With each of the last three festivals packing out the Century Center with a standing-room only crowd of more than 500 people, it stands to reason that quite a few people will be around to experience the spectrum.

And it’s out of the diverse range of films that the festival gives out awards. In addition to the traditional first, second and third place overall awards, the festival gives out awards in a selection of other categories such as best student film and an honor for best film as voted on by the audience.

To choose the top honors, the films are consolidated down into a list of contenders that are then screened for a blue ribbon panel that makes the decisions. This year 14 movies made this screening.

But for the filmmakers participating, the Carrboro Film Festival is about a lot more than awards.

“You really get an idea of what’s happening on the ground versus if you go to a bigger film festival,” said Prem, who has two films in this year’s event and was on last year’s selection committee.

“Even Full Frame, that is more broad and talking about subjects that have to do with what’s happening around the world. With the Carrboro Film Festival it’s what’s happening here, what’s happening in Carrboro, what’s happening in Chapel Hill. What’s happening in the Orange County area.”

“Every time I go to the festival I get informed in some way. I’m not aware of some artist or I’m not aware of some cool thing here, and I get some information about it, which is great.”

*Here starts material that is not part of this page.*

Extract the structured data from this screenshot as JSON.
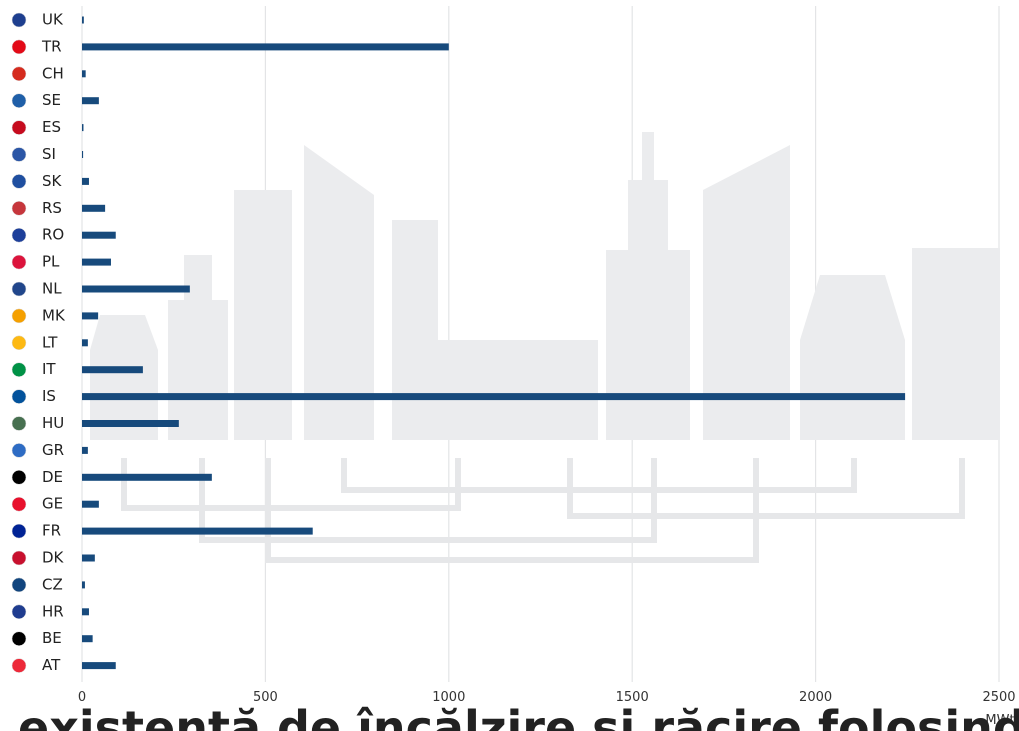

It’s this kind of local focus that Lauterer said makes her festival stand out, speaking to how participants indicated such to her at last year’s after party.

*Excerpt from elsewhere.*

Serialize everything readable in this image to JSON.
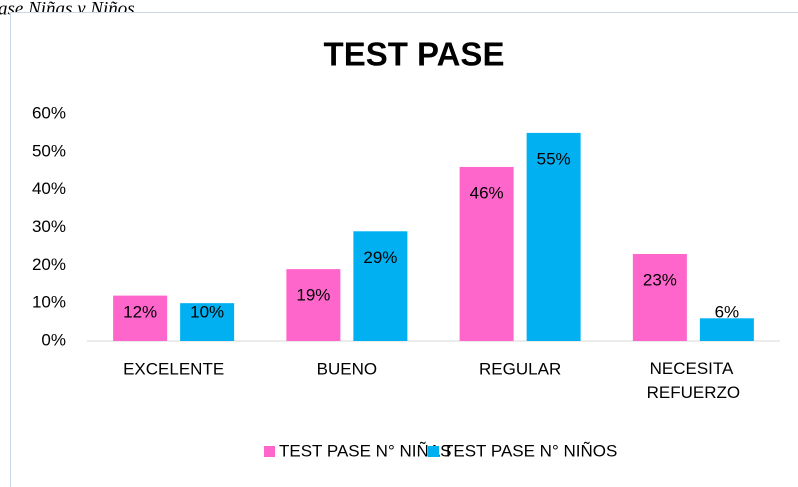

“I had a couple filmmakers come up to me and tell me, ‘you know this is my favorite film festival I’ve ever been involved in,’” she said. “And I thought, ‘Oh, this, our little homegrown, grassroots, community film festival, and we’re having people say that.’”

Attend the event

Sunday, Nov. 22, 2009

Carrboro Century Center

Tickets: $5

Schedule of events:

1 p.m. Doors open     

1:20 p.m. Welcome by Film  Festival Selection Committee Chairwoman Selena Lauterer

1:30 p.m. Film Block 1 featuring “Fait” by Chris Crutchfield, “Blood and Thunder” by Tobias Strech, “No Time for Liela” by Ismail Abdelkhalek, “Baby Steps” by Malaika Handa, “Ichteopolis” by Andre Silva, “Anzina Mirage” by Matt Hedt, “A Walkthru with Kathleen Connally” by Ajit Anthony Prem, “Stuck” by Banks Helfrich, “Sylvia and George” by Cara Clark and “Scattered Flurries” by Ben Knight

2:45 p.m. Film Block 2 featuring “Balance” by Debra Sea, “Elsewhere” by Natalie Fava, “The Day We’re Not Here” by Kat Keene Hogue, “Debating Coal’s Future” by Sara Peach and Chris Carmichael, “Tree” by Marc Russo, “Global Focus” by John Antonelli, Tom Dusenbery and Will Parrinello, “Mary and Jennifer” by Todd Tinkham, “Frame” by Nic Beery and “Hello Sorry Whatever” by Ajit Anthony Prem

4:30 p.m. Film Block 3* featuring “American Short” by Todd Tinkham, “Baron” by Scott Renk, “Ash Wednesday” by Jordan Barrett, “Ballerina” by Kenneth Peterson, “House in Los Osos” by Mark Cornell, “Killing Santa” by Mike Ferrell, “How to Make a Heart Beat” by Rick Dillwood and “Empty Space” by Rob Underhill and Arawind Ragupathi

6 p.m. Award presentations

6:30 p.m. After-event party at Open Eye Cafe. 

*This block contains films with adult content not recommended for children.